Pulse Secure Says Critical April 2019 Patch Protects Against Sodinokibi Too
some attackers have been targeting Active Directory credentials as part of their ransomware-infection efforts, as well as using Virtual Network Computing to remotely control PCs, and the free PsExec command-line tool for remotely executing processes on local systems.
"Earlier this week I've seen two notable incidents where they believed Pulse Secure was the cause of a breach, and used to deliver Sodinokibi," he wrote. "In both cases, the organizations had unpatched Pulse Secure systems, and the footprint was the same - access was gained to the network, domain admin was gained, VNC was used to move around the network (they actually installed VNC via PsExec, as java.exe), and then endpoint security tools were disabled and Sodinokibi was pushed to all systems via PsExec."
On Saturday, Troy Mursch of Chicago-based threat intelligence firm Bad Packets reported that his internet scans have identified 3,825 Pulse Secure VPN servers that remain at risk because they have not been updated with a patch to fix a critical vulnerability, designated CVE-2019-1150.
"Several thousand Pulse Secure servers are still online, including extremely high-profile U.S. and U.K. companies," some of which are telecommunications firms and managed service providers, Beaumont tweeted on Saturday. "Patch."
The patch for Pulse Secure VPN servers - as with critical patches for VPN servers built by Fortinet and Palo Alto that have also required updates to fix serious flaws since last year - has been available for months.
"Pulse Secure publicly provided a patch fix on April 24, 2019, that should be immediately applied to the Pulse Connect Secure (VPN)," Scott Gordon, chief marketing officer at Pulse Secure, says in a statement. "The CVE-2019-1150 vulnerability is highly critical. Customers that have already applied this patch would not be vulnerable to this malware exploit. As we have communicated earlier, we urge all customers to apply the patch fix."
Malicious Google Play Apps Linked to SideWinder APT
Researchers have discovered an attack exploiting CVE-2019-2215, which leverages three malicious apps in the Google Play store to compromise a target device and collect users' data.
This threat is linked to the SideWinder advanced persistent threat (APT) group, report Trend Micro's Ecular Xu and Joseph Chen in a blog post. Sidewinder, a group detected by Kaspersky Labs in the first quarter of 2018, primarily targets Pakistani military infrastructure and has been active since at least 2012. Security researchers believe the threat group is associated with Indian espionage interests and has a history of targeting both Windows and Android devices.
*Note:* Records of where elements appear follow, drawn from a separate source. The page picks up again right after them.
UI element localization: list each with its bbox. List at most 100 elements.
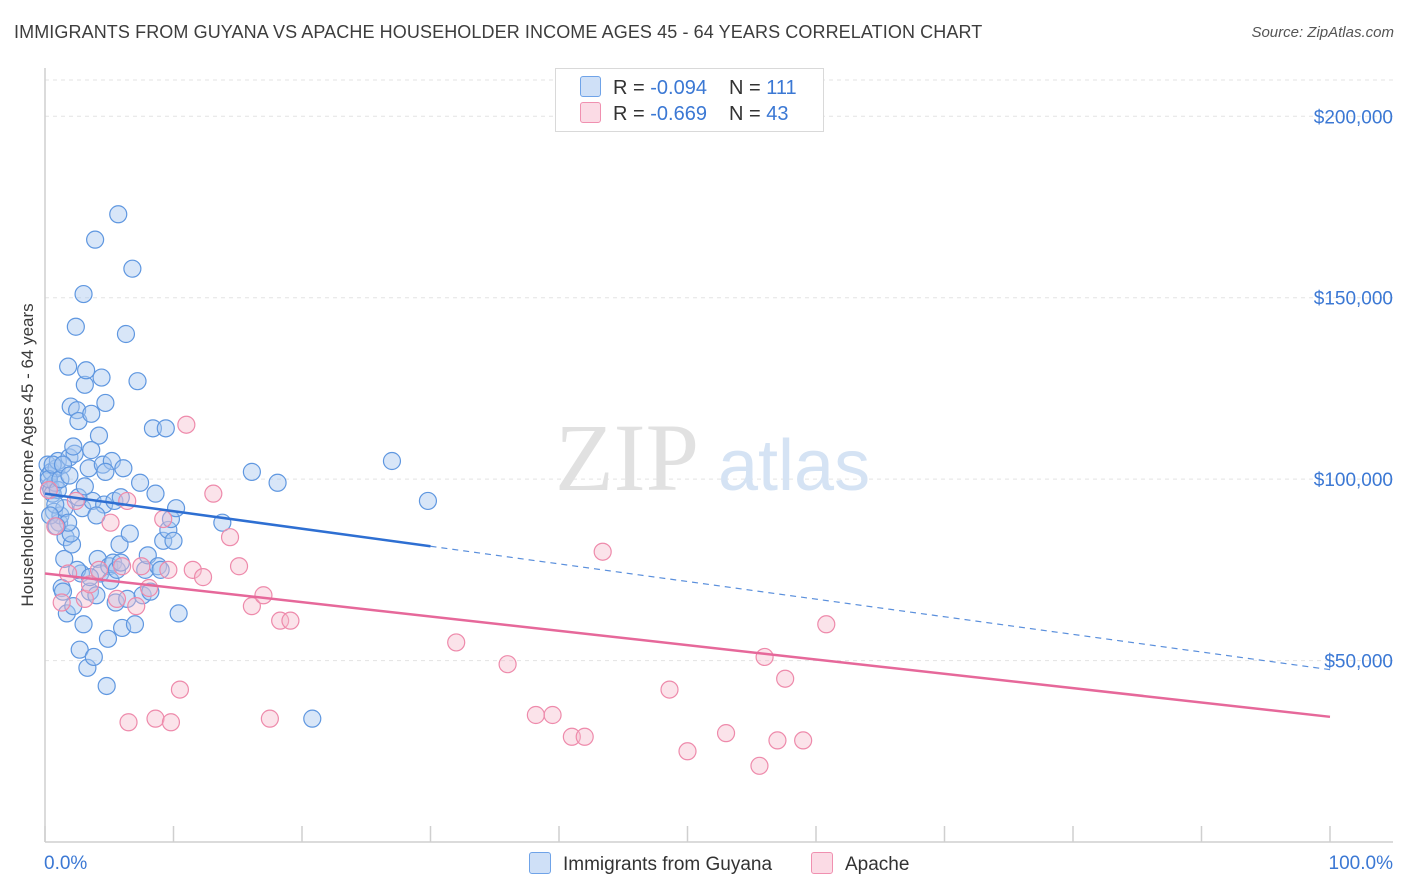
point-guyana (143, 419, 163, 438)
point-guyana (70, 640, 89, 659)
point-guyana (120, 524, 139, 543)
legend-item-guyana[interactable]: Immigrants from Guyana (529, 852, 772, 876)
point-guyana (97, 676, 116, 696)
legend-swatch-guyana (580, 76, 601, 97)
point-apache (161, 713, 181, 732)
point-apache (593, 542, 612, 561)
point-apache (139, 578, 159, 598)
point-apache (260, 709, 279, 728)
point-guyana (77, 361, 96, 380)
point-guyana (55, 549, 74, 569)
point-guyana (41, 506, 60, 525)
point-guyana (98, 629, 118, 648)
point-guyana (242, 462, 261, 481)
point-apache (678, 742, 697, 761)
point-guyana (128, 372, 147, 391)
point-apache (204, 484, 223, 503)
legend-item-apache[interactable]: Apache (811, 852, 909, 876)
point-apache (183, 560, 202, 579)
point-guyana (57, 604, 76, 623)
legend-row-guyana: R = -0.094 N = 111 (580, 76, 797, 100)
point-guyana (102, 451, 121, 471)
point-guyana (382, 451, 402, 471)
point-guyana (268, 473, 287, 492)
points-layer (38, 205, 836, 775)
point-guyana (64, 597, 83, 616)
point-guyana (109, 205, 128, 224)
point-apache (220, 528, 240, 547)
point-guyana (303, 709, 322, 728)
point-apache (107, 589, 127, 608)
point-apache (101, 513, 120, 532)
point-guyana (82, 441, 101, 460)
legend-r-label: R = (613, 103, 651, 125)
point-apache (59, 564, 78, 583)
point-guyana (87, 586, 106, 605)
y-tick-label: $200,000 (1314, 107, 1393, 128)
point-apache (170, 680, 190, 699)
y-tick-label: $100,000 (1314, 470, 1393, 491)
point-apache (154, 509, 173, 529)
point-guyana (61, 524, 80, 543)
legend-n-label: N = (728, 77, 767, 99)
watermark: ZIP atlas (555, 404, 870, 511)
point-apache (112, 557, 132, 576)
legend-r-value: -0.669 (650, 103, 707, 125)
point-guyana (87, 506, 106, 525)
point-apache (52, 593, 71, 612)
point-apache (281, 611, 300, 630)
trend-line-guyana (44, 492, 431, 548)
point-guyana (159, 520, 178, 540)
point-guyana (116, 324, 136, 344)
point-apache (660, 680, 679, 699)
x-tick-label-max: 100.0% (1329, 853, 1394, 874)
point-guyana (64, 437, 83, 456)
point-apache (66, 491, 85, 511)
trend-lines (44, 492, 1331, 719)
source-note: Source: ZipAtlas.com (1251, 24, 1394, 41)
legend-swatch-apache (580, 102, 601, 123)
point-guyana (96, 462, 115, 481)
point-guyana (75, 375, 94, 394)
point-apache (562, 727, 581, 746)
point-apache (817, 615, 836, 634)
point-guyana (146, 484, 165, 503)
point-apache (498, 655, 517, 674)
point-apache (89, 560, 109, 579)
legend-r-label: R = (613, 77, 651, 99)
point-guyana (92, 368, 111, 387)
chart-title: IMMIGRANTS FROM GUYANA VS APACHE HOUSEHO… (14, 22, 983, 42)
point-apache (768, 731, 787, 750)
point-guyana (53, 455, 73, 474)
point-guyana (418, 491, 438, 511)
point-guyana (96, 393, 115, 413)
point-guyana (93, 455, 112, 474)
legend-swatch-guyana (529, 852, 551, 874)
point-guyana (82, 404, 101, 423)
stats-legend: R = -0.094 N = 111 R = -0.669 N = 43 (555, 68, 824, 132)
point-guyana (43, 455, 62, 474)
point-guyana (84, 647, 103, 667)
point-guyana (74, 615, 93, 634)
point-apache (750, 756, 769, 775)
point-apache (755, 647, 774, 667)
legend-label-guyana: Immigrants from Guyana (563, 854, 773, 875)
point-apache (543, 705, 562, 725)
point-apache (159, 560, 178, 579)
point-guyana (55, 499, 74, 518)
point-apache (127, 597, 146, 616)
point-guyana (169, 604, 188, 623)
legend-n-value: 111 (766, 77, 797, 99)
watermark-zip: ZIP (555, 404, 699, 511)
point-apache (46, 517, 65, 536)
legend-row-apache: R = -0.669 N = 43 (580, 102, 788, 126)
point-apache (271, 611, 290, 630)
point-guyana (123, 259, 142, 278)
point-apache (119, 713, 138, 732)
point-guyana (114, 459, 133, 478)
legend-label-apache: Apache (845, 854, 910, 875)
trend-line-apache (44, 572, 1331, 719)
point-apache (146, 709, 165, 728)
gridlines (45, 79, 1393, 662)
point-guyana (75, 477, 94, 496)
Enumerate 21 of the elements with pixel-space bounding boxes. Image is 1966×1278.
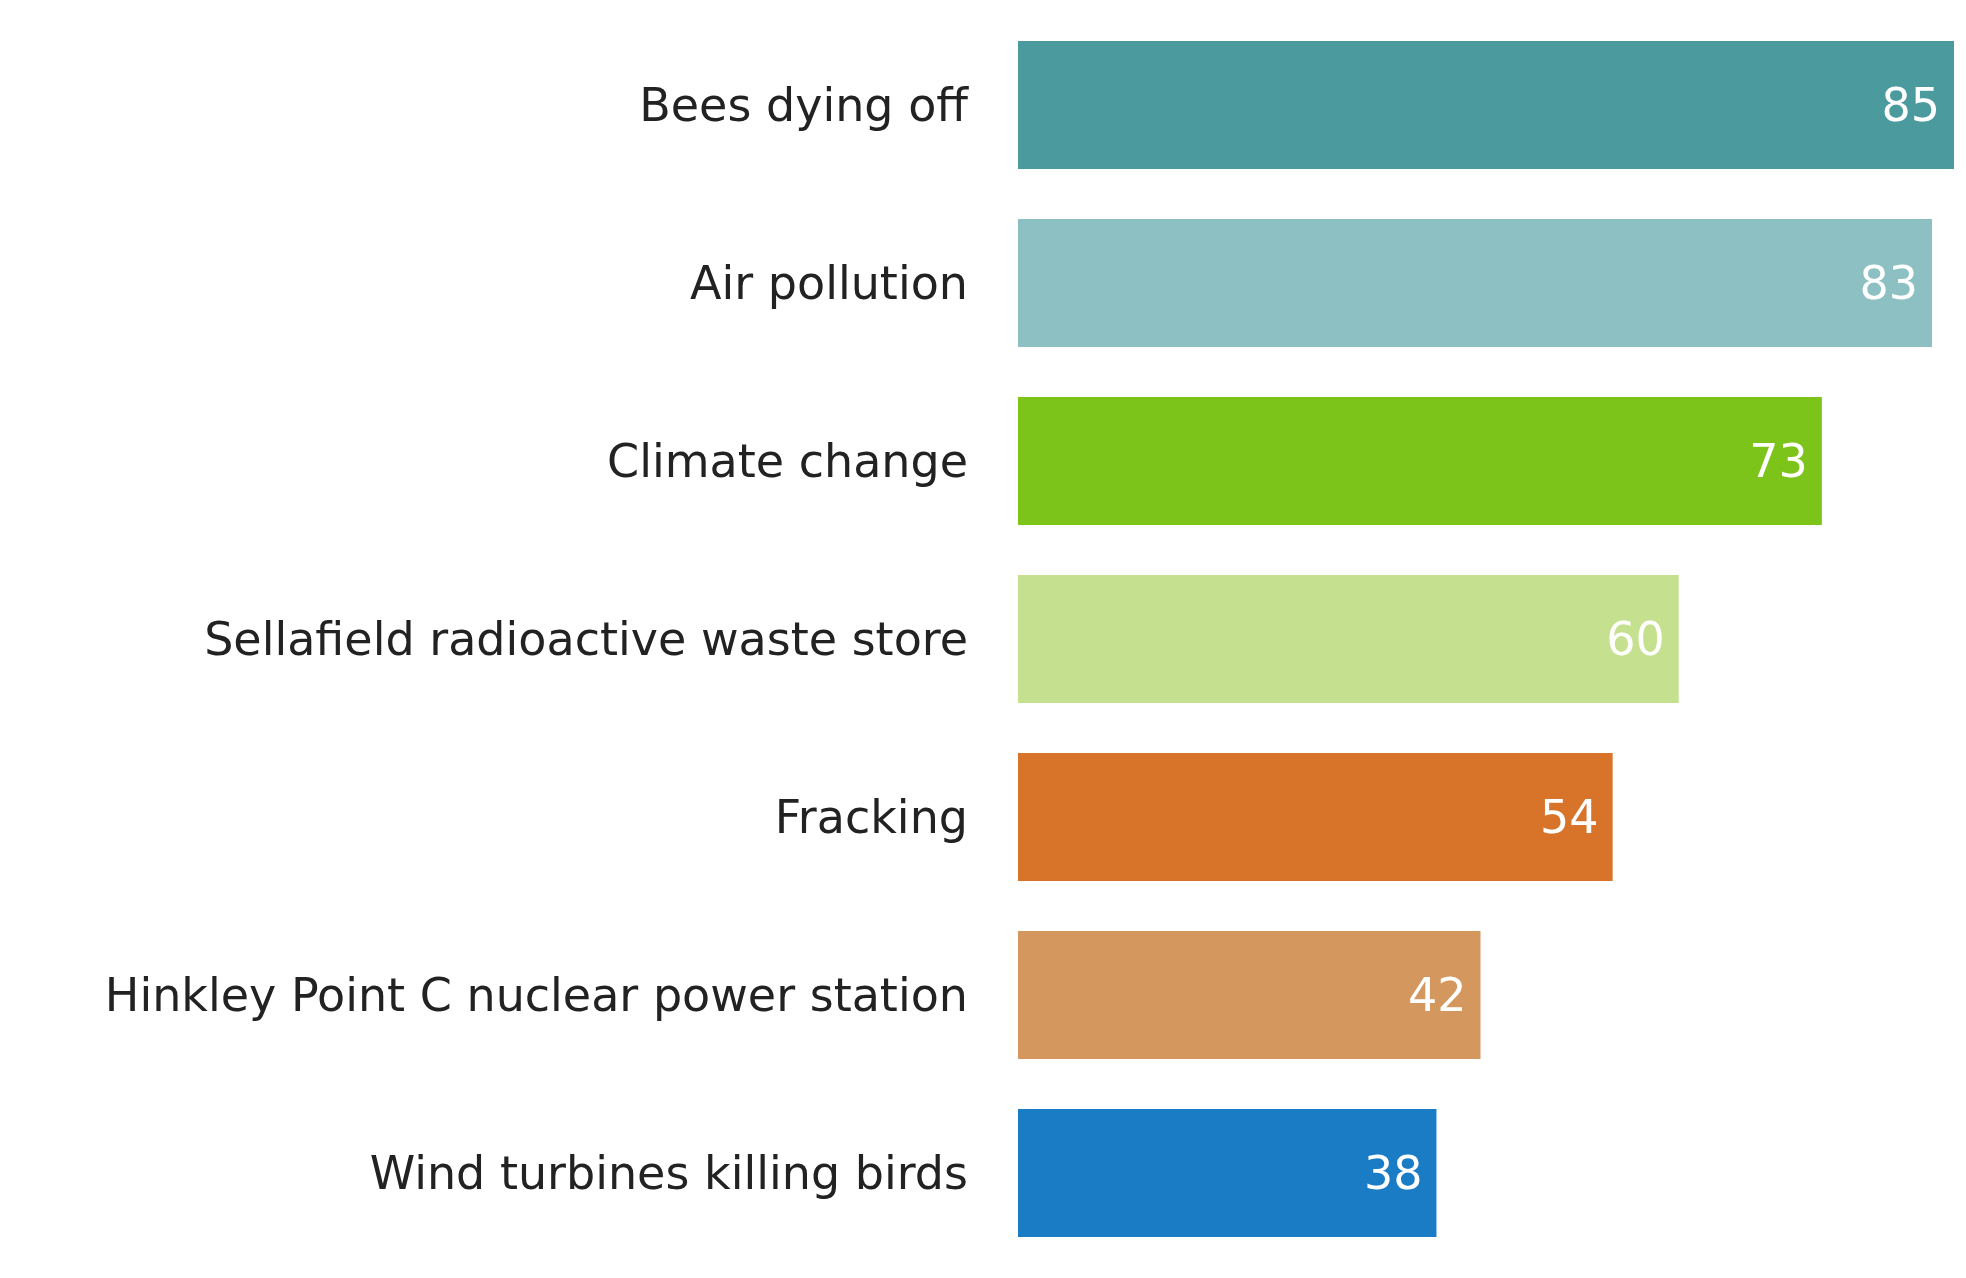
y-tick-label: Hinkley Point C nuclear power station <box>104 968 968 1022</box>
bar <box>1018 40 1954 170</box>
bar <box>1018 930 1481 1060</box>
data-label: 73 <box>1749 434 1808 488</box>
y-tick-label: Climate change <box>607 434 968 488</box>
y-tick-label: Bees dying off <box>639 78 970 132</box>
y-tick-label: Wind turbines killing birds <box>369 1146 968 1200</box>
bar <box>1018 218 1932 348</box>
y-tick-label: Air pollution <box>690 256 968 310</box>
bar <box>1018 574 1679 704</box>
y-tick-label: Fracking <box>774 790 968 844</box>
data-label: 54 <box>1540 790 1599 844</box>
data-label: 83 <box>1859 256 1918 310</box>
data-label: 42 <box>1407 968 1467 1022</box>
y-tick-label: Sellafield radioactive waste store <box>204 612 968 666</box>
bar <box>1018 396 1822 526</box>
bar <box>1018 1108 1437 1238</box>
bar <box>1018 752 1613 882</box>
data-label: 85 <box>1881 78 1940 132</box>
data-label: 60 <box>1606 612 1665 666</box>
data-label: 38 <box>1363 1146 1423 1200</box>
CVE-2019-2215 was disclosed in October 2019 by Maddie Stone of Google's Project Zero. The zero-day local privilege escalation vulnerability affected hundreds of millions of Android phones at the time it was published. A patch was released in December 2017 for earlier Android versions; however, a new source code review indicated newer versions of the software were vulnerable.
The use-after-free vulnerability is considered "high severity" and requires a target to download a malicious application for potential exploitation. An attacker would have to chain CVE-2019-2215 with another exploit to remotely infect and control a device via the browser or another attack vector. The bug allows for a "full compromise" of a vulnerable device, Stone explained.
While it was "highly likely" the bug was being used in attacks last October, this marks the first known active campaign using it in the wild, Xu and Chen report. This particular vulnerability exists in Binder, the main interprocess communication system that exists in Android, and the three malicious apps used in the attack were disguised as photography and file manager tools.